While this may actually occur, computer and physical models indicate the frequency of occurrence can be greatly reduced by simple instruction on overhead movement technique. How we position the arm in space has a tremendous effect on the distance between the acromion process and the humerus. If we start with the palm down and attempt to abduct the humerus to overhead, the humerus will interact with the acromion and inhibit further overhead motion. If we force it, impingement in the form of increased pressure on the soft tissues results.

If, however, at any point in the upward ascent of the humerus we externally rotate it, we increase range of motion before impingement occurs.

Figure 2: Simple rotation of the humerus at the shoulder reorients the greater tubercle away from the acromion process.

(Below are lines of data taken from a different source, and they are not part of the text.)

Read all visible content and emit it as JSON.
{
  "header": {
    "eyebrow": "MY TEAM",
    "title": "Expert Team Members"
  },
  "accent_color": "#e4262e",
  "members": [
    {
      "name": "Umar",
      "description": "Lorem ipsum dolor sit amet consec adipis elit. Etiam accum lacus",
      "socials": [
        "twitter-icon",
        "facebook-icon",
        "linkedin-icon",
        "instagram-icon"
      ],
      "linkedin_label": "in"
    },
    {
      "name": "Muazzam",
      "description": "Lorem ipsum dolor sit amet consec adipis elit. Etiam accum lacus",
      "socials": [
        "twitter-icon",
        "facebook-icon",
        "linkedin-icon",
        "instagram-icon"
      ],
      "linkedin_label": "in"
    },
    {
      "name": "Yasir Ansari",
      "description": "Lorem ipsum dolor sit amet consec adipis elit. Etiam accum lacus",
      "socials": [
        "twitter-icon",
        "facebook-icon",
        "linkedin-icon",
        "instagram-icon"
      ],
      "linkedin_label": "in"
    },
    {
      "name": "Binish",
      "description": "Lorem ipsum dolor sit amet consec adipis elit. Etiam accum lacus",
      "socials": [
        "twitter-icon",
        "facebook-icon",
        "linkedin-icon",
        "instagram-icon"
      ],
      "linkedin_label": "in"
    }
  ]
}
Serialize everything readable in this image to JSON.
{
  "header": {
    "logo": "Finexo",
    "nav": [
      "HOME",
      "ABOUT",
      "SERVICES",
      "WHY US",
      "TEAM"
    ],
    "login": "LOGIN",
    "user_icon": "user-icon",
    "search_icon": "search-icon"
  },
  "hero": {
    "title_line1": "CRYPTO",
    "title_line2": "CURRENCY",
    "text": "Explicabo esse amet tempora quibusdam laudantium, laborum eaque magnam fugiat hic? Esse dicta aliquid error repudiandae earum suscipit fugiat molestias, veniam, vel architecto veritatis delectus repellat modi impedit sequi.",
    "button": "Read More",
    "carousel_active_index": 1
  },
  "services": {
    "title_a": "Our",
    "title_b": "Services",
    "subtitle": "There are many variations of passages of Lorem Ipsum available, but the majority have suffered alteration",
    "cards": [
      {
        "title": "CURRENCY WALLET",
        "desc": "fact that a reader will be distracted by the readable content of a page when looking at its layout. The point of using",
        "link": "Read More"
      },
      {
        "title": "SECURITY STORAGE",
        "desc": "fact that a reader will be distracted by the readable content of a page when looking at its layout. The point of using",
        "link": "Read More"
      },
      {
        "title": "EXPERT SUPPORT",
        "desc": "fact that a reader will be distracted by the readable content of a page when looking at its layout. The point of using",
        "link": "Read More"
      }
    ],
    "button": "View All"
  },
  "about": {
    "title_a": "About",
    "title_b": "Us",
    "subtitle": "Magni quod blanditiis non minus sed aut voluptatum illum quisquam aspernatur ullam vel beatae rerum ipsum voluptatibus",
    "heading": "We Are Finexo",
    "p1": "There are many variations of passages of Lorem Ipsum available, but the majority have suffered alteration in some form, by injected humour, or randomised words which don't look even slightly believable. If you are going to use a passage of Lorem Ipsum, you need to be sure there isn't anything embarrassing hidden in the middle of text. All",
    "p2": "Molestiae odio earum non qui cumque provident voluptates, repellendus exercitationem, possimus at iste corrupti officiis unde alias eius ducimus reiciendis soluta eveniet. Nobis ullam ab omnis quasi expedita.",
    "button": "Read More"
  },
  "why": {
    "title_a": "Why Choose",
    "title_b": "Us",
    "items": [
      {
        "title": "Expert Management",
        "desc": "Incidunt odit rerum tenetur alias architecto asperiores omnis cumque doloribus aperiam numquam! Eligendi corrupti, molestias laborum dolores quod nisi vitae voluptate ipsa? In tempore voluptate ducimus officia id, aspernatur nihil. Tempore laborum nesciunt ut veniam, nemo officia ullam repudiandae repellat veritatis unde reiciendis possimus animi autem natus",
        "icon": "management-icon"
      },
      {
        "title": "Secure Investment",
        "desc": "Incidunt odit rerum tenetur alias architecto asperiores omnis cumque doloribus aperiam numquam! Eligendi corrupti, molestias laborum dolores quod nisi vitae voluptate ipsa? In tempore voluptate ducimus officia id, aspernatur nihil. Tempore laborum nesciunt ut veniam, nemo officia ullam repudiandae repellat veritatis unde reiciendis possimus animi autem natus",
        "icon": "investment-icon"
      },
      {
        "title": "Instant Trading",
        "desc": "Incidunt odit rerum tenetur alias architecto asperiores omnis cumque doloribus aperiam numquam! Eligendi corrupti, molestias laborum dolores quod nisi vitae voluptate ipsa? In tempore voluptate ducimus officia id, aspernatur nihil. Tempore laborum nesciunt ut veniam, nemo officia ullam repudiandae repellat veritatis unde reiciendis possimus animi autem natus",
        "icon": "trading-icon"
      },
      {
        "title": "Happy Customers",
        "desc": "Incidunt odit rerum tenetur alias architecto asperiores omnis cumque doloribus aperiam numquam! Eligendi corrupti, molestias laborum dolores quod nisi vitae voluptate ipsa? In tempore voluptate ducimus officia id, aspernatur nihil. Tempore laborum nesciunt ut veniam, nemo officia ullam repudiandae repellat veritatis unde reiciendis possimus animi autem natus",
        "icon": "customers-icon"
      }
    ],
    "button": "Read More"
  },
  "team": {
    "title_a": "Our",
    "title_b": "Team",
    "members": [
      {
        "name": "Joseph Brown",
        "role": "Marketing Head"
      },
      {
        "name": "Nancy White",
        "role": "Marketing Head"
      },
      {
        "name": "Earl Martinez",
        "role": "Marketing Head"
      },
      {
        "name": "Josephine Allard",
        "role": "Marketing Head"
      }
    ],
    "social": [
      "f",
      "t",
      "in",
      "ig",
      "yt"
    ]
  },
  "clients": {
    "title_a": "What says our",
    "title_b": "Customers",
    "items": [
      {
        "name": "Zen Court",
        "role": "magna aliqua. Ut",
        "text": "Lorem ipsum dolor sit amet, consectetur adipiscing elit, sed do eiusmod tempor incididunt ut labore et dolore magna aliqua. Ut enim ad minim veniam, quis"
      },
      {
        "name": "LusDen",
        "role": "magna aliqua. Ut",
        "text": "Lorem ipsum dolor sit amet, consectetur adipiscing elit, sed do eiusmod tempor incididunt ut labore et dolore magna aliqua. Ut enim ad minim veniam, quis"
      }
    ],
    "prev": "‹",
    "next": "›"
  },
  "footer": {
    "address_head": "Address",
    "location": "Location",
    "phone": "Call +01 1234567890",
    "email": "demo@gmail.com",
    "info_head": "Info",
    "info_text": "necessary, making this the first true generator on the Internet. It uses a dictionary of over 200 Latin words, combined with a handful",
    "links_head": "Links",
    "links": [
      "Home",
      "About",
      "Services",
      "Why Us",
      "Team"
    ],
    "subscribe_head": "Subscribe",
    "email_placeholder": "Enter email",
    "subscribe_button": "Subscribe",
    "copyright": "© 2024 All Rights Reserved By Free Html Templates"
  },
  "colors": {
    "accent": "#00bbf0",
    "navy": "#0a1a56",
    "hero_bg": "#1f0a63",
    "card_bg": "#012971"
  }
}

Note the difference in protrusion profile between the two images. The rotated humeral head (right) curves down without protrusion, thus increasing the available range of motion. If we rotate the humerus as shown here, when raised overhead the elbow will move from pointing medially, to pointing inferiorly, and finally, laterally.

Figure 3: Rotating the humerus in the glenoid fossa creates more subacromial space and delays the point of contact.

Further remediation can be accomplished by simply allowing the scapulae to rotate medially. Using the trapezius to elevate and rotate the scapula with the aid of the serratus anterior, the spine of the scapula becomes more vertical, and this maintains the space between the acromion process and the humerus.

Figure 4: Rotating the scapula, a nearly involuntary effect when raising the arm overhead, aids in keeping the acromion process and humeral head apart. The combined effects of humeral and scapular rotation allow for arm orientations past vertical.